Perrault’s winning entry featured a gold glass canopy settled almost like a fabric on a whimsical dome that echoed the golden spires of St. Petersburg. “We worked like a clothes designer,” Perrault said, “wrapping the building in a sort of veil.” Gergiev was a juror for the competition and made it known that he liked Perrault’s design. “It seemed to be almost a foregone conclusion that Perrault would be the winner,” said jury member Colin Amery, who voted for another entry (the politically adept Gergiev abstained).
There were immediate concerns about both the cost and the practicality of Perrault’s design. How would the dome be constructed? How would all that glass be cleaned? In his final presentation to the jury, Perrault said they would need to use robots. “It’s very experimental,” he said. “On the other hand, it’s very fashionable.”
When Perrault’s design was reviewed by the dense bureaucratic layers of Russia’s regulatory system, there were 286 official objections. “The criticism is of a serious nature,” said a spokesman for the North-Western Directorate for the Construction, Reconstruction, and Restoration of St. Petersburg. “It concerns the building’s stability, its safety, and the absence of coordination between different parts of the projects done by various subcontractors.”

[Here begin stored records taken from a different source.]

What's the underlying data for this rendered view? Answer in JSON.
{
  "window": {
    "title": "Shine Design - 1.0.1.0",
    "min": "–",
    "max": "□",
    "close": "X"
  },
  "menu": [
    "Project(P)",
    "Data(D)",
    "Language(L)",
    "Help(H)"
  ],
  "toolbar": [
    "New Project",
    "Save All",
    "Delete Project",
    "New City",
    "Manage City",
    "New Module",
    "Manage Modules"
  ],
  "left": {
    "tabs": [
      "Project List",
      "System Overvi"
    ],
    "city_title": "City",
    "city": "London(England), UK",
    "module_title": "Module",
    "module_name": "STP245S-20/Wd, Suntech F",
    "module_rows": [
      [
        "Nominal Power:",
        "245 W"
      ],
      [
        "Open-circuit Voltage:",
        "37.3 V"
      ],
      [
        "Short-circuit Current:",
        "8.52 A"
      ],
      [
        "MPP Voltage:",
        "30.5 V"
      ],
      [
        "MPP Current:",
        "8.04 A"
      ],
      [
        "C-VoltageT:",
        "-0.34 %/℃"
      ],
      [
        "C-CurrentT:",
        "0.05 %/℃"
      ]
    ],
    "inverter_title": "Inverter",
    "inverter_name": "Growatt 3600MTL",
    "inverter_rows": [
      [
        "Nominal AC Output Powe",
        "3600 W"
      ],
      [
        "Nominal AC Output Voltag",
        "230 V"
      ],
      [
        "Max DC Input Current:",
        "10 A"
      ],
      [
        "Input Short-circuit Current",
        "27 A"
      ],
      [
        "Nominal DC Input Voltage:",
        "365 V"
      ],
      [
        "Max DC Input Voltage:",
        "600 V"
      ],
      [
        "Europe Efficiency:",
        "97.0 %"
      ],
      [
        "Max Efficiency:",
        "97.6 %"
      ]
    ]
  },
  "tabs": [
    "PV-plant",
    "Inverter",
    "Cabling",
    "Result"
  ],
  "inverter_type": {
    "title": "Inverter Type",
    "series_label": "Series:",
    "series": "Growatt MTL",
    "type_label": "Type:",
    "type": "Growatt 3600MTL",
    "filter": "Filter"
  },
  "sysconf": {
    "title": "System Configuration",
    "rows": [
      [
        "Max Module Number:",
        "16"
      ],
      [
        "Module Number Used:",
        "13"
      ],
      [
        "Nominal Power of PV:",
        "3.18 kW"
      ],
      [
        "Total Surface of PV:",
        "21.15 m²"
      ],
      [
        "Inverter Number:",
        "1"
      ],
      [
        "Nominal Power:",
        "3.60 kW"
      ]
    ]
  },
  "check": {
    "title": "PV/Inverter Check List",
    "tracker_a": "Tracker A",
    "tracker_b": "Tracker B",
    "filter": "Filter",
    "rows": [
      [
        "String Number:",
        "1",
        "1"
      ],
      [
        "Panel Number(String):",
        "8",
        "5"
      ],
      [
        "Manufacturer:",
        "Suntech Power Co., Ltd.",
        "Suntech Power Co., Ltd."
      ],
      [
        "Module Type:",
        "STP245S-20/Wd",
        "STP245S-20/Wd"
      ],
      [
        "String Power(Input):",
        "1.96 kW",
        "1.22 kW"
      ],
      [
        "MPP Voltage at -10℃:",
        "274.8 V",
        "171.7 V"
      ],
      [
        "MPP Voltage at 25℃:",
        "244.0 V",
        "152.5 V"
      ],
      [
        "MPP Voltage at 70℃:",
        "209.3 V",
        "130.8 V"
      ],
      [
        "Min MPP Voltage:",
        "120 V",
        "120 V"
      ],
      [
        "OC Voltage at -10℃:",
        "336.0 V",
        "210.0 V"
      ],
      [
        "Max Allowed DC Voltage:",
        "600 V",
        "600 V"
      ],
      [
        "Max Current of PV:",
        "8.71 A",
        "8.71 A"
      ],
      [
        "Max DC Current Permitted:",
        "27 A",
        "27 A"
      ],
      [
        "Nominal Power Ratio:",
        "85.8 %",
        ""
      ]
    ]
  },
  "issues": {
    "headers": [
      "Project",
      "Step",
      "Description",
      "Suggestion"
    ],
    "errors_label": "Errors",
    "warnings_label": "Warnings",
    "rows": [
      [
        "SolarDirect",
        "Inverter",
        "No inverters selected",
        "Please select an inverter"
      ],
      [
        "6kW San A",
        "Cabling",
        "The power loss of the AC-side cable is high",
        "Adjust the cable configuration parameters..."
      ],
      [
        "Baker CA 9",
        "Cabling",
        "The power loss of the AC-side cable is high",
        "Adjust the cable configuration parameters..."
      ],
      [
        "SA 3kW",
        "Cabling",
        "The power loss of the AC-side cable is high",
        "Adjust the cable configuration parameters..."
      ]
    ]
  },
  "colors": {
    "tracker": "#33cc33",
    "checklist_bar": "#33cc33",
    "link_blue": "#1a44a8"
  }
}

Perrault was fired in January 2007 for reasons that both his office and Russian authorities defined as complex, a collage of architectural, cultural, and economic issues. “At present, Perrault to us is not a world-renowned architect,” said Mikhail Shvydkoi, head of the Federal Agency for Culture and Cinematography, one of the myriad agencies involved in the construction of a cultural building. “He is just a contractor who does not meet his obligations.”
The fact that Perrault’s design was dismissed as impractical and that he had been publicly fired, however, didn’t mean it wouldn’t be built. There were signed documents from all the pertinent agencies and ministries, and that lumbering bureaucratic momentum was difficult to stop. So they began to build.
In early 2007, Valery Gergiev was in Toronto with the Mariinsky Orchestra, and Richard Bradshaw, general director of the Canadian Opera Company, gave him a tour of the Four Seasons Centre for the Performing Arts, designed by Jack Diamond of Diamond+Schmitt Architects (
DSAI). Gergiev told Bradshaw he thought it was magnificent. He admired the design, the acoustics, and the budget. On Gergiev’s next visit to Toronto, in December, Bob Ramsay, a communications consultant and one of the sponsors of the Mariinsky Orchestra’s first visit to Canada, in 2001, organized a dinner for him and invited Diamond.
Gergiev was seated beside Diamond, and they chatted for a several hours about music and opera houses and hit it off. At 1:30 a.m., Diamond excused himself, saying he had to work that day. Gergiev said he had to work as well.
“What are you doing? ”
“Conducting
War and Peace at the Met.” Gergiev stayed until 3 a.m., drinking and eating, then flew to New York later that day.